Expression of angiogenesis-related genes in the umbilical cord artery perivascular stem cells (UCA-PSCs), umbilical cord vein perivascular stem cells (UCV-PSCs), and Wharton's jelly mesenchymal stem cells (WJ-MSCs). (a) Comparison of gene expression patterns in UCA-PSCs, UCV-PSCs, and WJ-MSCs using microarray analysis. Red indicates upregulated genes while green indicates downregulated genes. (b) Gene expression heatmaps showed fold changes in the expression of a selection of genes involved in angiogenesis. (c) mRNA levels of Jagged1 in UCA-PSCs, UCV-PSCs, and WJ-MSCs measured by qRT-PCR. ^∗∗P < 0.01, UCA-PSCs versus WJ-MSCs. ^#P < 0.05, UCV-PSCs versus UCA-PSCs. (d) Western blot analysis revealed that the CD146 and Jagged1 expression levels were the highest in UCA-PSCs, followed by UCV-PSCs and WJ-MSCs. While the Delta-like ligand (Dll4) protein displayed the opposite expression pattern in these three cell types. Quantitative analysis of CD146 (e), Jagged1 (f), and Dll4 (g) protein expression levels in UCA-PSCs, UCV-PSCs, and WJ-MSCs. Data are representative of three independent experiments performed in triplicate, and the expression of targeted protein was relative to the expression of GAPDH protein. ^∗∗P < 0.01, versus WJ-MSCs. ^#P < 0.01, UCV-PSCs versus UCA-PSCs. ^∗P < 0.05, versus WJ-MSCs.

Figure 7

Knockdown of Jagged1 decreased tubule-like structures formation in the umbilical cord artery perivascular stem cells (UCA-PSCs), umbilical cord vein perivascular stem cells (UCV-PSCs), and Wharton's jelly mesenchymal stem cells (WJ-MSCs). (a–i) Jagged1 knockdown was effective. qRT-PCR analysis of Jagged1 mRNA levels in UCA-PSCs (a), UCV-PSCs (b), and WJ-MSCs (c) 48 h after the transfection with negative control siRNA (si-NC) or Jagged1 siRNA (si-Jagged1). ^∗∗P < 0.01, si-Jagged1 versus si-NC; ^∗∗∗P < 0.001, si-Jagged1 versus si-NC; ^∗P < 0.05, si-Jagged1 versus si-NC. Western blot analysis of Jagged1 expression in UCA-PSCs (d), UCV-PSCs (e), and WJ-MSCs (f) 72 h after the transfection with si-NC or si-Jagged1. Quantitative analysis of Jagged1 protein expression levels in UCA-PSCs (g), UCV-PSCs (h), and WJ-MSCs (i) 72 h after the transfection with si-NC or si-Jagged1. Data are representative of three independent experiments performed in triplicate, and the expression of targeted protein was relative to the expression of GAPDH protein. ^∗∗P < 0.01, si-Jagged1 versus si-NC; ^∗P < 0.05, si-Jagged1 versus si-NC. Knockdown of Jagged1 decreased angiogenesis in UCA-PSCs, UCV-PSCs, and WJ-MSCs in vitro. (j–o) Representative images of tubular structures.

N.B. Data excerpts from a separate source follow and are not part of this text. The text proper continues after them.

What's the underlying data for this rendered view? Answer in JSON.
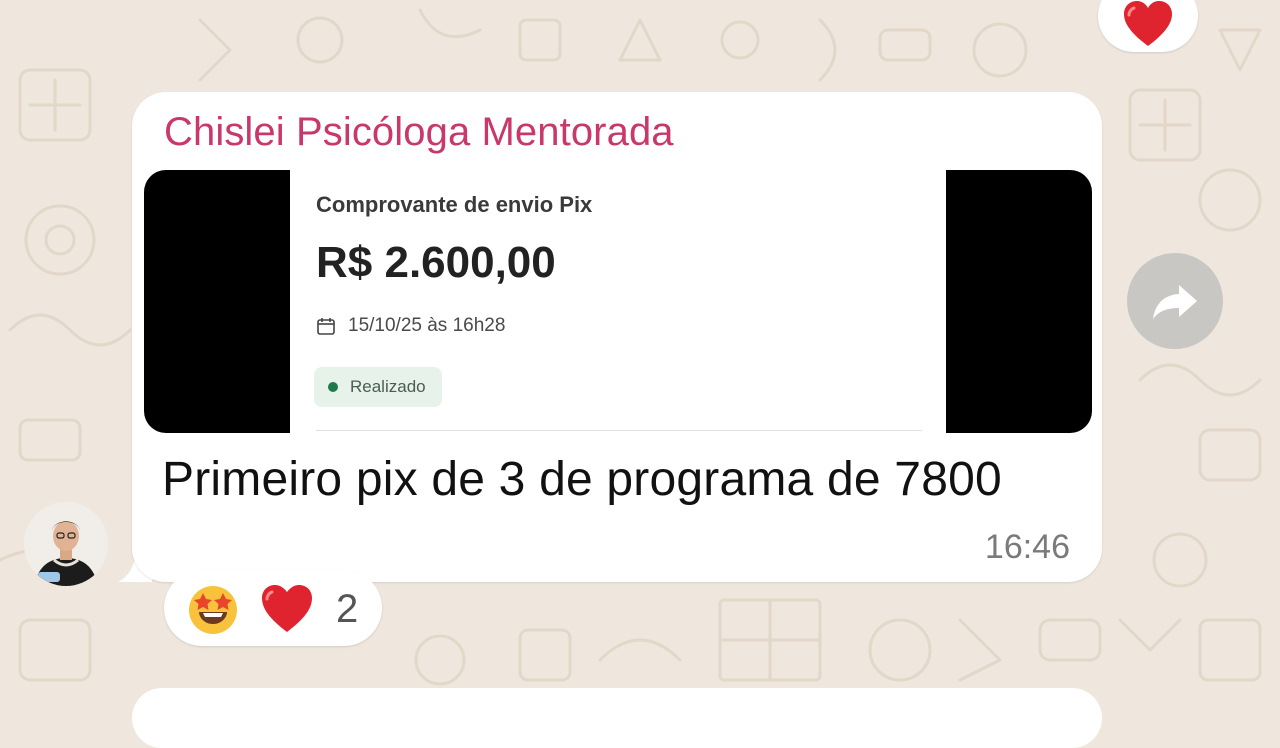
{
  "message": {
    "sender": "Chislei Psicóloga Mentorada",
    "text": "Primeiro pix de 3 de programa de 7800",
    "time": "16:46",
    "sender_color": "#c8386a"
  },
  "receipt": {
    "title": "Comprovante de envio Pix",
    "amount": "R$ 2.600,00",
    "date": "15/10/25 às 16h28",
    "status": "Realizado",
    "status_color": "#1f7a49"
  },
  "reactions": {
    "emojis": [
      "star-struck-icon",
      "red-heart-icon"
    ],
    "count": "2"
  },
  "top_reaction": {
    "emoji": "red-heart-icon"
  },
  "icons": {
    "forward": "forward-arrow-icon",
    "calendar": "calendar-icon",
    "avatar": "user-avatar"
  },
  "colors": {
    "chat_background": "#efe7dd",
    "bubble": "#ffffff",
    "heart": "#e0242f"
  }
}
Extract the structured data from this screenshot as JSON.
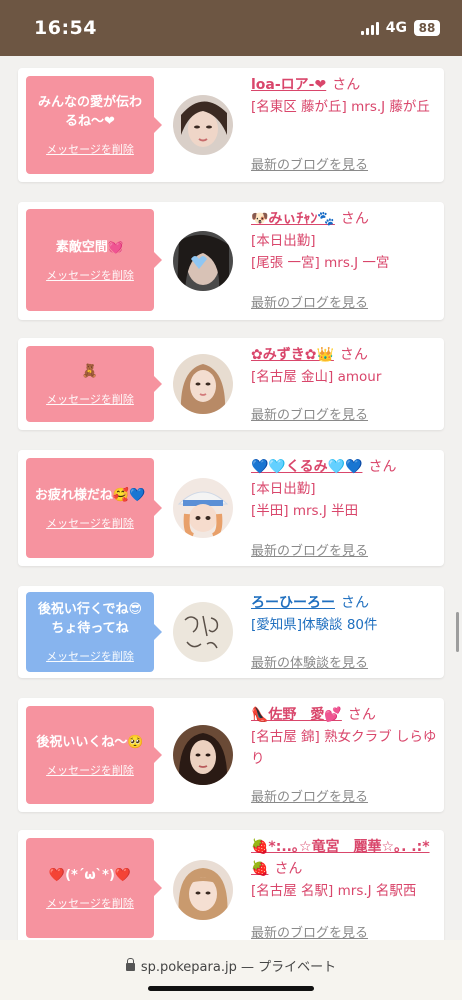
{
  "status": {
    "time": "16:54",
    "network": "4G",
    "battery": "88"
  },
  "delete_label": "メッセージを削除",
  "cards": [
    {
      "message": "みんなの愛が伝わるね〜❤",
      "name": "loa-ロア-❤",
      "san": "さん",
      "details": [
        "[名東区 藤が丘] mrs.J 藤が丘"
      ],
      "link": "最新のブログを見る"
    },
    {
      "message": "素敵空間💓",
      "name": "🐶みぃﾁｬﾝ🐾",
      "san": "さん",
      "details": [
        "[本日出勤]",
        "[尾張 一宮] mrs.J 一宮"
      ],
      "link": "最新のブログを見る"
    },
    {
      "message": "🧸",
      "name": "✿みずき✿👑",
      "san": "さん",
      "details": [
        "[名古屋 金山] amour"
      ],
      "link": "最新のブログを見る"
    },
    {
      "message": "お疲れ様だね🥰💙",
      "name": "💙🩵くるみ🩵💙",
      "san": "さん",
      "details": [
        "[本日出勤]",
        "[半田] mrs.J 半田"
      ],
      "link": "最新のブログを見る"
    },
    {
      "message": "後祝い行くでね😎ちょ待ってね",
      "name": "ろーひーろー",
      "san": "さん",
      "details": [
        "[愛知県]体験談 80件"
      ],
      "link": "最新の体験談を見る",
      "style": "blue"
    },
    {
      "message": "後祝いいくね〜🥺",
      "name": "👠佐野　愛💕",
      "san": "さん",
      "details": [
        "[名古屋 錦] 熟女クラブ しらゆり"
      ],
      "link": "最新のブログを見る"
    },
    {
      "message": "❤️(*´ω`*)❤️",
      "name": "🍓*:..｡☆竜宮　麗華☆｡. .:*🍓",
      "san": "さん",
      "details": [
        "[名古屋 名駅] mrs.J 名駅西"
      ],
      "link": "最新のブログを見る"
    }
  ],
  "url_bar": {
    "domain": "sp.pokepara.jp",
    "suffix": "— プライベート"
  },
  "colors": {
    "pink_bubble": "#f6939f",
    "blue_bubble": "#87b4ee",
    "name_pink": "#d9466b",
    "name_blue": "#1f6fbf",
    "status_bar": "#6d5643"
  }
}
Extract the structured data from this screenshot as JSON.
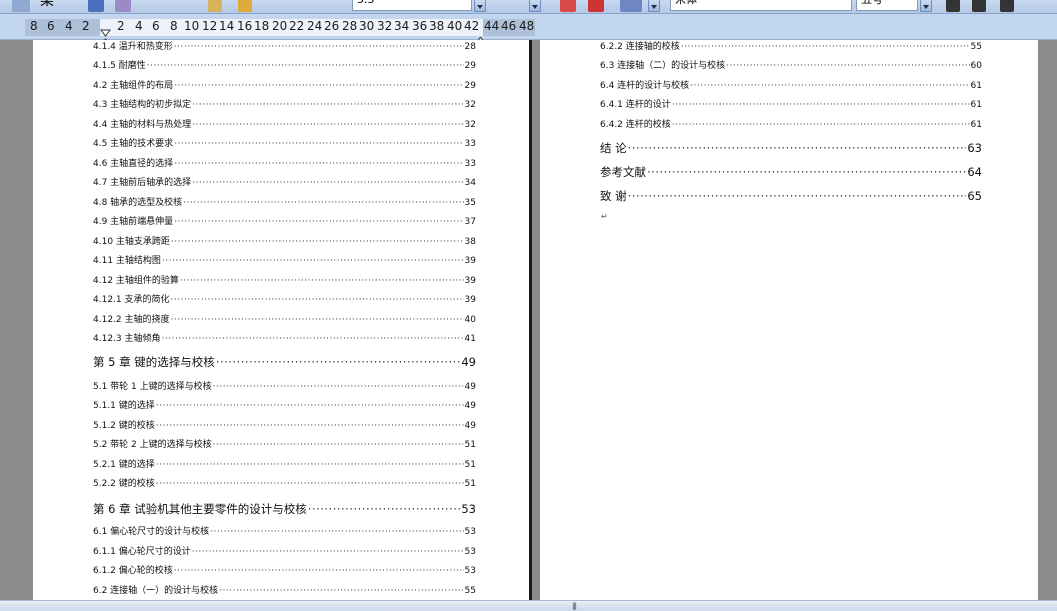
{
  "toolbar": {
    "font_size_value": "5.5",
    "font_name_value": "宋体",
    "char_size_value": "五号",
    "menu_fragment": "柔"
  },
  "ruler": {
    "left_numbers": [
      "8",
      "6",
      "4",
      "2"
    ],
    "right_numbers": [
      "2",
      "4",
      "6",
      "8",
      "10",
      "12",
      "14",
      "16",
      "18",
      "20",
      "22",
      "24",
      "26",
      "28",
      "30",
      "32",
      "34",
      "36",
      "38",
      "40",
      "42"
    ],
    "margin_numbers": [
      "44",
      "46",
      "48"
    ]
  },
  "left_page": {
    "entries": [
      {
        "label": "4.1.4   温升和热变形",
        "page": "28",
        "big": false
      },
      {
        "label": "4.1.5   耐磨性",
        "page": "29",
        "big": false
      },
      {
        "label": "4.2  主轴组件的布局",
        "page": "29",
        "big": false
      },
      {
        "label": "4.3  主轴结构的初步拟定",
        "page": "32",
        "big": false
      },
      {
        "label": "4.4  主轴的材料与热处理",
        "page": "32",
        "big": false
      },
      {
        "label": "4.5  主轴的技术要求",
        "page": "33",
        "big": false
      },
      {
        "label": "4.6    主轴直径的选择",
        "page": "33",
        "big": false
      },
      {
        "label": "4.7  主轴前后轴承的选择",
        "page": "34",
        "big": false
      },
      {
        "label": "4.8    轴承的选型及校核",
        "page": "35",
        "big": false
      },
      {
        "label": "4.9    主轴前端悬伸量",
        "page": "37",
        "big": false
      },
      {
        "label": "4.10    主轴支承跨距",
        "page": "38",
        "big": false
      },
      {
        "label": "4.11    主轴结构图",
        "page": "39",
        "big": false
      },
      {
        "label": "4.12    主轴组件的验算",
        "page": "39",
        "big": false
      },
      {
        "label": "4.12.1    支承的简化",
        "page": "39",
        "big": false
      },
      {
        "label": "4.12.2    主轴的挠度",
        "page": "40",
        "big": false
      },
      {
        "label": "4.12.3    主轴倾角",
        "page": "41",
        "big": false
      },
      {
        "label": "第 5 章    键的选择与校核",
        "page": "49",
        "big": true
      },
      {
        "label": "5.1  带轮 1 上键的选择与校核",
        "page": "49",
        "big": false
      },
      {
        "label": "5.1.1  键的选择",
        "page": "49",
        "big": false
      },
      {
        "label": "5.1.2  键的校核",
        "page": "49",
        "big": false
      },
      {
        "label": "5.2  带轮 2 上键的选择与校核",
        "page": "51",
        "big": false
      },
      {
        "label": "5.2.1  键的选择",
        "page": "51",
        "big": false
      },
      {
        "label": "5.2.2  键的校核",
        "page": "51",
        "big": false
      },
      {
        "label": "第 6 章    试验机其他主要零件的设计与校核",
        "page": "53",
        "big": true
      },
      {
        "label": "6.1    偏心轮尺寸的设计与校核",
        "page": "53",
        "big": false
      },
      {
        "label": "6.1.1    偏心轮尺寸的设计",
        "page": "53",
        "big": false
      },
      {
        "label": "6.1.2    偏心轮的校核",
        "page": "53",
        "big": false
      },
      {
        "label": "6.2    连接轴（一）的设计与校核",
        "page": "55",
        "big": false
      }
    ]
  },
  "right_page": {
    "entries": [
      {
        "label": "6.2.2    连接轴的校核",
        "page": "55",
        "big": false
      },
      {
        "label": "6.3    连接轴（二）的设计与校核",
        "page": "60",
        "big": false
      },
      {
        "label": "6.4    连杆的设计与校核",
        "page": "61",
        "big": false
      },
      {
        "label": "6.4.1    连杆的设计",
        "page": "61",
        "big": false
      },
      {
        "label": "6.4.2    连杆的校核",
        "page": "61",
        "big": false
      },
      {
        "label": "结  论",
        "page": "63",
        "big": true
      },
      {
        "label": "参考文献",
        "page": "64",
        "big": true
      },
      {
        "label": "致    谢",
        "page": "65",
        "big": true
      }
    ],
    "trailing_mark": "↵"
  },
  "scrollbar": {
    "grip": "|||"
  }
}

Bar: 50 μm. Tube formation assays were performed 72 h after transfection of si-NC or si-Jagged1. The number of tubes in UCA-PSCs (p), UCV-PSCs (q), and WJ-MSCs (r), together with the total length of tubes per field in UCA-PSCs (s), UCV-PSCs (t), and WJ-MSCs (u) were quantified 3 h after treatment by counting 3–5 random fields/well under the microscope (magnification: 100x). n = 5. ^∗∗∗P < 0.001, si-Jagged1 versus si-NC; ^∗∗P < 0.01, si-Jagged1 versus si-NC.